Media have gotten so streamlined that only one newspaper wrote a story last week when the S.C. House Ways and Means Committee approved a $9.8 billion budget.
That’s billion with a “B.” And that “B” means that it matters. But without reporters meticulously covering what’s going on with your state tax dollars throughout the whole process — and not just at the end when all of the deals have been cut — then there’s a better likelihood that someone will stick a pet project or two in the budget.
“When every daily newspaper had a Columbia bureau, competition was fierce,” recalled Sid Gaulden of West Columbia, who staffed a bureau with me years ago. “Everyone wanted to beat everyone else on just about every story — big or small. Unfortunately with the demise of The State, coupled with the lack of bureaus from Spartanburg, Greenville and even Myrtle Beach, no longer does that competition exist.” (Note: The State was the newspaper that wrote the 2021 budget story!)
It’s a sad state of media affairs, but it should be expected as newspapers cut budgets and people to cover the Statehouse. There may be another reason too — a new breed of editor has probably bought into a long-held belief that people don’t care about stories with numbers in them, which is something also perpetuated by some lazy reporters who don’t like math.
What’s even more disconcerting about the whole mess is press officials across the country celebrate Sunshine Week starting March 14 to pay tribute to the importance of free public information at a time most outlets aren’t covering the budget, one of the biggest and more important bits of free information there is.
In the old days of 30 years ago, a phalanx of reporters covered the Statehouse with a thirst for breaking news and beating the other guy. There were budget stories all over the place. Yes, they were hard to put together and often, there seemed to be no need for them. But it was important to get legislators on the record to make sure they had the people’s interest at stake.
“I also remember being competitive with the other reporters to be the first to find suspicious line-items [in the budget],” said former Associated Press reporter Trip DuBard. “They were like loose strings — if you pulled them, the seam came undone and someone’s pants fell down. And yet, every year they’d slide another one in.”
Budget-related stories can have impact. Remember when cell phones were all the rage? It was a status symbol for someone to have a car phone or a bag phone.
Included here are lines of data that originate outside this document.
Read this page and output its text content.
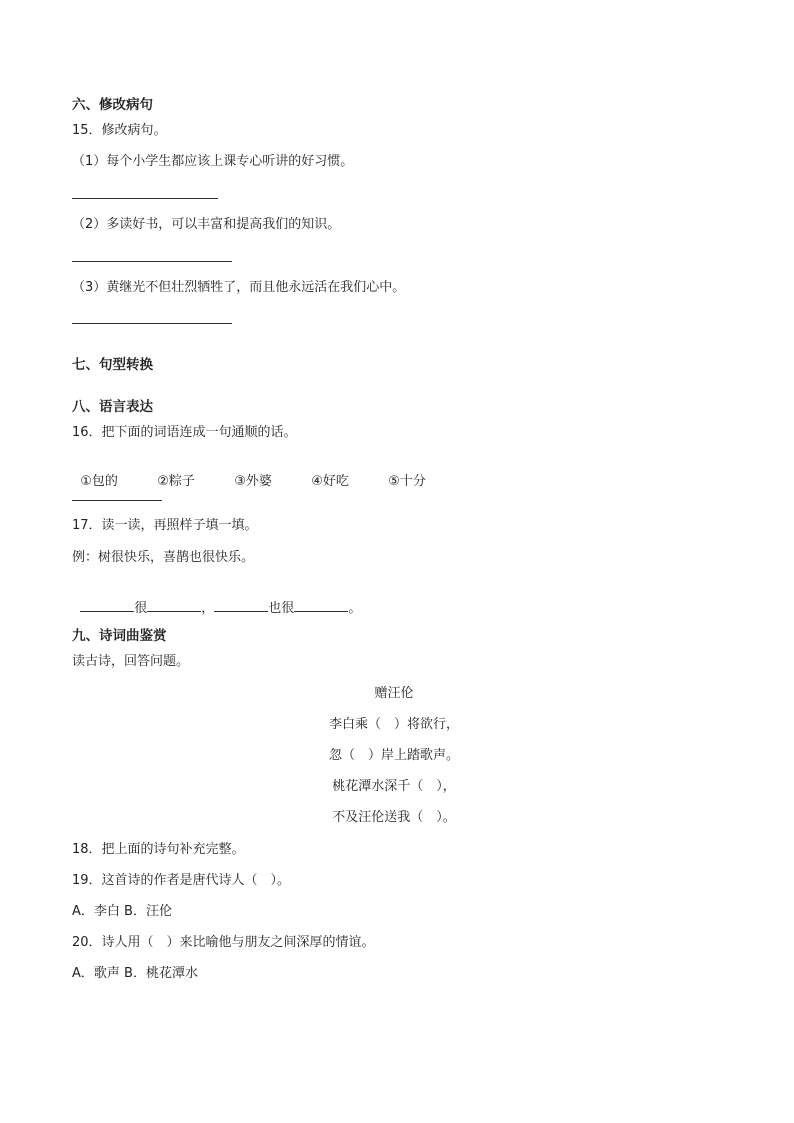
六、修改病句
15．修改病句。
（1）每个小学生都应该上课专心听讲的好习惯。
（2）多读好书，可以丰富和提高我们的知识。
（3）黄继光不但壮烈牺牲了，而且他永远活在我们心中。
七、句型转换
八、语言表达
16．把下面的词语连成一句通顺的话。

①包的	②粽子	③外婆	④好吃	⑤十分

17．读一读，再照样子填一填。
例：树很快乐，喜鹊也很快乐。

很	，	也很	。

九、诗词曲鉴赏
读古诗，回答问题。
赠汪伦
李白乘（　）将欲行，
忽（　）岸上踏歌声。
桃花潭水深千（　），
不及汪伦送我（　）。
18．把上面的诗句补充完整。
19．这首诗的作者是唐代诗人（　）。
A．李白 B．汪伦
20．诗人用（　）来比喻他与朋友之间深厚的情谊。
A．歌声 B．桃花潭水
After churning out dozens of Freedom of Information requests to state agencies, it was easy to spot abuse — officials who were spending thousands of state dollars on cell phones, including one guy who spent beaucoups of state dollars calling his wife many nights on long drives to his home.
“While I can’t claim to have inside knowledge, I get a strong impression the TV stations here are not staffing legislative coverage on a sustained basis,” said retired TV reporter Jack Kuenzie of Columbia. “Management had zero interest in process/policy stories with sound from suits. Bad TV.”
Gary Karr, who worked for The Greenville News before going to the AP, said he recalled sitting in the House Ways and Means committee room for hours as lawmakers plowed through the various departments.
“Budgets are the main way governments express their priorities, so it’s sad to see that the day-in day-out government process stories get such short shrift,” said Karr, who later worked as a spokesman for David Beasley when he was governor.
DuBard enjoyed the “treasure hunt (that) it was to find the baloney in the budget.”
At one point, two senior Democratic state Senate budget writers, both of whom are dead, blocked DuBard from attending a budget subcommittee meeting
“When it was finally released, there was — as I remember — a tax increase [Sen. James] Waddell had slipped in … Robert Ariail had a great cartoon showing Waddell and [Sen. Jack] Lindsey feeding the taxpayer into a sausage-making machine. The result was that they had to back down and retract the tax increase.”
Budget stories matter. Let’s demand more so we can all follow the money.